Jasper, after a moment's moody deliberation, declined to meet Colonel Morley, actuated to some extent in that refusal by the sensitive vanity which once had given him delight, and now only gave him pain. Meet thus —altered, fallen, imbruted—the fine gentleman whose calm eye had quelled him in the widow's drawing-room in his day of comparative splendour—that in itself was distasteful to the degenerated bravo. But he felt as if he should be at more disadvantage in point of argument with a cool and wary representative of Darrell's interests, than he should be even with Darrell himself. And unable to produce the child whom he arrogated the right to obtrude, he should be but exposed to a fire of cross-questions without a shot in his own locker. Accordingly he declined, point-blank, to see Colonel Morley; and declared that the terms he himself had proposed were the lowest he would accept. "Tell Colonel Morley, however, that if negotiations fail, I shall not fail, sooner or later, to argue my view of the points in dispute with my kind father-in- law, and in person."

"Yes, hang it!" cried Poole, exasperated; "go and see Darrell yourself.

He is easily found."

"Ay," answered Jasper, with the hardest look of his downcast sidelong eye—"Ay; some day or other it may come to that. I would rather not, if possible. I might not keep my temper. It is not merely a matter of money between us, if we two meet. There are affronts to efface. Banished his house like a mangy dog—treated by a jackanapes lawyer like the dirt in the kennel! The Loselys, I suspect, would have looked down on the Darrells fifty years ago; and what if my father was born out of wedlock, is the blood not the same? Does the breed dwindle down for want of a gold ring and priest? Look at me. No; not what I now am; not even as you saw me five years ago; but as I leapt into youth! Was I born to cast sums and nib pens as a City clerk? Aha, my poor father, you were wrong there! Blood will out! Mad devil, indeed, is a racer in a citizen's gig! Spavined, and wind-galled, and foundered—let the brute go at last to the knockers; but by his eye, and his pluck, and his bone, the brute shows the stock that he came from!"

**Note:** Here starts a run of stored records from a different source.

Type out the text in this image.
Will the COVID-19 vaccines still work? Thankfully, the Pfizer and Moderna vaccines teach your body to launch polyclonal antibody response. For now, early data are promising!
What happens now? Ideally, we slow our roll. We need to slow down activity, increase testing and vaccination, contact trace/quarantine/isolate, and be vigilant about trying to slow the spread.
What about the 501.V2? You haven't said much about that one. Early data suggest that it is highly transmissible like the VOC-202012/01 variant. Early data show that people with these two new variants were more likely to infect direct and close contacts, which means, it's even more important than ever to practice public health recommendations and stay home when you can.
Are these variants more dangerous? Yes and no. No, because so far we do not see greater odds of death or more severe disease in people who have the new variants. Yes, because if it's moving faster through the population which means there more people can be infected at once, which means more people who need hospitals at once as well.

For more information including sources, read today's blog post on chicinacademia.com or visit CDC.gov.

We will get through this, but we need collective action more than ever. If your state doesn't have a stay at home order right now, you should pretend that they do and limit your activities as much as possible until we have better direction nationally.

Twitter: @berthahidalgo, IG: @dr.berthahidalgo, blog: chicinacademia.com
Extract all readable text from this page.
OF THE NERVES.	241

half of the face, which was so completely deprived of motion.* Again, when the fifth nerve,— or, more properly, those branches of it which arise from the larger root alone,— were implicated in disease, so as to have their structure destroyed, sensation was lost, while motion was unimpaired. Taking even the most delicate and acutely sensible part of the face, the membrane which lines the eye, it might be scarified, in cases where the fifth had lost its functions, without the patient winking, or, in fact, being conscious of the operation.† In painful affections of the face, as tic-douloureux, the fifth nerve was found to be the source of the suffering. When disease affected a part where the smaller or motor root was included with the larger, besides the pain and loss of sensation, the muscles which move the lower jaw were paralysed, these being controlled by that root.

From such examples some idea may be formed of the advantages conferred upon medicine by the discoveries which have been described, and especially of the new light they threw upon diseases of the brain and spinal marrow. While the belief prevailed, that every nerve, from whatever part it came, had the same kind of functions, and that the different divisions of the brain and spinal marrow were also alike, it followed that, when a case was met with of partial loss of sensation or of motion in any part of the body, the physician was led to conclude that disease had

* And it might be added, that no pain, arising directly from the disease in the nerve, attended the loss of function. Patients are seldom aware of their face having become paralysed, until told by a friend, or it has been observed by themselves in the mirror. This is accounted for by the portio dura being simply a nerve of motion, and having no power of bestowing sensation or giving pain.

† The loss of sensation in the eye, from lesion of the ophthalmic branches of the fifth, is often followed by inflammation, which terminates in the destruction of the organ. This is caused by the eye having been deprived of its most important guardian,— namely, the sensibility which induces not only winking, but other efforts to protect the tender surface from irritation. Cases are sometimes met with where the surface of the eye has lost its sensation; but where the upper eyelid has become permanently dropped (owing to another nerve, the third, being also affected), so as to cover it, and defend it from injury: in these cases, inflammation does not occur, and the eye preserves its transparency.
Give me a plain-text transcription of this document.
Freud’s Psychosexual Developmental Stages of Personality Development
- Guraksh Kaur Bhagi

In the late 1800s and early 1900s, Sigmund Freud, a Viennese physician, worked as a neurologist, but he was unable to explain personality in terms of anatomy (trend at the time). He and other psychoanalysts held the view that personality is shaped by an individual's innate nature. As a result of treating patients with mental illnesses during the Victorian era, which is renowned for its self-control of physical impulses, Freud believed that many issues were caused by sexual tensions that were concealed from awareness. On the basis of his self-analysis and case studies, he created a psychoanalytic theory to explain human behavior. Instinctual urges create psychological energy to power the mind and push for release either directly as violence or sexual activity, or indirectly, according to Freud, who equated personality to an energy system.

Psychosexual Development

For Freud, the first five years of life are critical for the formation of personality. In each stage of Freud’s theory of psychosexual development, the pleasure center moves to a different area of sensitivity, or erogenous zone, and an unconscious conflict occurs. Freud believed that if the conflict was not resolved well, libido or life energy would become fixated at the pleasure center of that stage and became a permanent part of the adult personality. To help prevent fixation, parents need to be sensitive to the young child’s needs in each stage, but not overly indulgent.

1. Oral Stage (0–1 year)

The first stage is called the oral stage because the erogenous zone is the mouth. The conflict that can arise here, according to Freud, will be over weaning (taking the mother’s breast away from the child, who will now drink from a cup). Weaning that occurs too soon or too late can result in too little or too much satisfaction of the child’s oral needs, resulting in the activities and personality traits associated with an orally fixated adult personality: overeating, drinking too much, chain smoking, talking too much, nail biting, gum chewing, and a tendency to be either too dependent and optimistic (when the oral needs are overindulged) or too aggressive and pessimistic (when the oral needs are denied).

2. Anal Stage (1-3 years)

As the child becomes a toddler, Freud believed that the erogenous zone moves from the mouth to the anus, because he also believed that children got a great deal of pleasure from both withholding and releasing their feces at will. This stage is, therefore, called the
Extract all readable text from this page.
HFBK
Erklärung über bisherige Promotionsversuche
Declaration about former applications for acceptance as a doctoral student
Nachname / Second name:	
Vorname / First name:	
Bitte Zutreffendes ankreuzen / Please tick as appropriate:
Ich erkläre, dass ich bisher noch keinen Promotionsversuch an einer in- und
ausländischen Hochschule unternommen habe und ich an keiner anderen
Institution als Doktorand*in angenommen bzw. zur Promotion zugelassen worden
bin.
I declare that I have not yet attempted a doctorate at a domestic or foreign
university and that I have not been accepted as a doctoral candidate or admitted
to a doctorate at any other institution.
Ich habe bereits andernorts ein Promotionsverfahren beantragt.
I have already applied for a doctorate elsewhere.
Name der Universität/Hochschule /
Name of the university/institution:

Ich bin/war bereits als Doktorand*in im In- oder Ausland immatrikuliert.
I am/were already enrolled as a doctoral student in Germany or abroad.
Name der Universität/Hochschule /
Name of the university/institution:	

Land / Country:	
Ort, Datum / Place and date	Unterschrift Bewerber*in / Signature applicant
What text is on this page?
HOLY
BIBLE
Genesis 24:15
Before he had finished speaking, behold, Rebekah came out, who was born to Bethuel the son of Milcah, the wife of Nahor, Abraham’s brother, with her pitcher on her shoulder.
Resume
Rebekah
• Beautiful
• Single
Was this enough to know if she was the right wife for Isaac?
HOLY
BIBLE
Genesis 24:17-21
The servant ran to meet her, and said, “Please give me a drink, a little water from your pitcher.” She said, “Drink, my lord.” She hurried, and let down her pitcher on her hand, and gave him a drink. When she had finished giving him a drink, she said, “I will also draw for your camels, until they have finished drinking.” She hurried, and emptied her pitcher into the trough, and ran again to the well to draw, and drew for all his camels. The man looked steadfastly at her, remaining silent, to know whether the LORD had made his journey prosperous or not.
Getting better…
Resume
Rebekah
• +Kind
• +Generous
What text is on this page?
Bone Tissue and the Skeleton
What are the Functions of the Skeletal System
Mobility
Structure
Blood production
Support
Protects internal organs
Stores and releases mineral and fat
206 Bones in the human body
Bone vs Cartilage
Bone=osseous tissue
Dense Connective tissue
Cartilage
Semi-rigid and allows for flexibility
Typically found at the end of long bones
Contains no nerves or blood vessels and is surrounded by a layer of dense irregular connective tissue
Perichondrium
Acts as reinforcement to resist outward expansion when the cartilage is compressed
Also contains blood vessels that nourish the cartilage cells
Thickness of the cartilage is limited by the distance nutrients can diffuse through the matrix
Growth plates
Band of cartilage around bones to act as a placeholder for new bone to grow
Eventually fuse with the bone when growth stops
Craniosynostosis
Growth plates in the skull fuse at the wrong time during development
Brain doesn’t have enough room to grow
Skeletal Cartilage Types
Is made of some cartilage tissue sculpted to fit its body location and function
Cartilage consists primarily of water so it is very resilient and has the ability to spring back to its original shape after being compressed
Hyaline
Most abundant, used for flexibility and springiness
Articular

Dolly opened his eyes and-blinked. Never in his gaudy days had Jasper half so openly revealed what, perhaps, had been always a sore in his pride; and his outburst now may possibly aid the reader to a subtler comprehension of the arrogance, and levity, and egotism, which accompanied his insensibility to honour, and had converted his very claim to the blood of a gentleman into an excuse for a cynic's disdain of the very virtues for which a gentleman is most desirous of obtaining credit. But by a very ordinary process in the human mind, as Jasper had fallen lower and lower into the lees and dregs of fortune, his pride had more prominently emerged from the group of the other and gaudier vices, by which, in health and high spirits, it had been pushed aside and outshone.